The audit needs to see both peers individually. “sw-core-1 has 500 MACs but sw-core-2 has 502” is a real operational signal — one of them lost an LLDP relationship or a CAM sync. Merging would hide this.
Cross-source disagreement detection works per-device. gNMI on sw-core-1 saying MAC X is on Eth5 while SNMP on sw-core-2 says Eth7 is a real disagreement worth flagging. Merging would lose the per-device source attribution.
The trace renderer can still collapse. TraceHop.mlag_group_id is exposed in query output; the TUI’s TRACE screen annotates the hostname with (mlag-N) so the operator visually knows it’s a paired hop without the data layer needing to lie about per-device identity.

The principle: the bitemporal store stays honest about per-device identity; the renderer collapses for the operator-facing view.
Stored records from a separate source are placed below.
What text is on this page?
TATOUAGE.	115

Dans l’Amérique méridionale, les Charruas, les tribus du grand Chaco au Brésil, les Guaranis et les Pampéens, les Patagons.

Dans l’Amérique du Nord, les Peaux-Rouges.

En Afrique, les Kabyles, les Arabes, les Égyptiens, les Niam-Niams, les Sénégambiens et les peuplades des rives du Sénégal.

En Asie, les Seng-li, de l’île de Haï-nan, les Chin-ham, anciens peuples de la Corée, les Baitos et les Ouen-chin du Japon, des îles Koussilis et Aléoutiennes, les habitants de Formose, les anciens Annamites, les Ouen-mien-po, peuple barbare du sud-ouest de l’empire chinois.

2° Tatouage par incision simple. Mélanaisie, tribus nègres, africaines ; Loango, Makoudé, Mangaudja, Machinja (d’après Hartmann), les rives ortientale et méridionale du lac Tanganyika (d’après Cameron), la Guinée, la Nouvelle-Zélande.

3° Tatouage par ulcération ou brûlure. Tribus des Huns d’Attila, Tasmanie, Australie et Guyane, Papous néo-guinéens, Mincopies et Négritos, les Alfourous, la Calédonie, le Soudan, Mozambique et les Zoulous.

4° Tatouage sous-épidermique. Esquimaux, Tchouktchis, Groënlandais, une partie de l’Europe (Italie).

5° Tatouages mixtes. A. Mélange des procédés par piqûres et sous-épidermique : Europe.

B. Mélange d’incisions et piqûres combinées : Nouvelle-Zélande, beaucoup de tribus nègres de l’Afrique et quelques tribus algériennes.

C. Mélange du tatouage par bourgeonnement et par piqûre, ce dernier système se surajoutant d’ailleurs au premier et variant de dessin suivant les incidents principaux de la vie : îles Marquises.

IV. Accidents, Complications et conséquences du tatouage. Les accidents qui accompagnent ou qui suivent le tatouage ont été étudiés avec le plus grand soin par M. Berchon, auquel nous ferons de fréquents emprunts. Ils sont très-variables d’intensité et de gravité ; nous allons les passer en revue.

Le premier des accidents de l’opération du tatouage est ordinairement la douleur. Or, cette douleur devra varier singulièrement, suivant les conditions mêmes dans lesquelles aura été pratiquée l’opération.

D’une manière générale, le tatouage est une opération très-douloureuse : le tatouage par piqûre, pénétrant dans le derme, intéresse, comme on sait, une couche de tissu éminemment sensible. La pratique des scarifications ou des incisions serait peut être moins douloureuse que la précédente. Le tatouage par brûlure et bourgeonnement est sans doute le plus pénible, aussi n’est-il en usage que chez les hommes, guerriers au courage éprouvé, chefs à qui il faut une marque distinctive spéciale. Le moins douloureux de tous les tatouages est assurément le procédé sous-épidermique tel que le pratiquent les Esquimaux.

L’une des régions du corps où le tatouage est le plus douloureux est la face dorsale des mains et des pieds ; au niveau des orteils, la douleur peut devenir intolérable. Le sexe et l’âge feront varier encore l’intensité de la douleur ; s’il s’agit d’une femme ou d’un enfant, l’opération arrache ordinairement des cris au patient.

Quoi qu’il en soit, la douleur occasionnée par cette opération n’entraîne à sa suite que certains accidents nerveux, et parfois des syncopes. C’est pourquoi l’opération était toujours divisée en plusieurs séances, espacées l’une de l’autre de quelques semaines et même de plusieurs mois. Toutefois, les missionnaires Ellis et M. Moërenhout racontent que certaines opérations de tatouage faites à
What this doesn’t handle yet

Per-flow LACP hash prediction. When sw-edge-a sends a frame destined for the MLAG pair, the LACP hash picks one peer deterministically based on the frame’s headers. We don’t model that hash — the traceroute shows “the peer that has the CAM entry for the dst MAC” which is correct in the common case (it’s the same peer that handled the source flow).
MLAG failover paths. Under normal operation, frames don’t cross the peer-link. When one peer fails, frames briefly transit the peer-link until LACP reconverges. The traceroute walker would see this as a topology change and adapt, but doesn’t model the failover transition itself.
Triple-peer / MLAG-quad configurations. create_mlag_group accepts N≥2 hostnames so triple/quad groups technically work, but they’re not exercised by the test suite.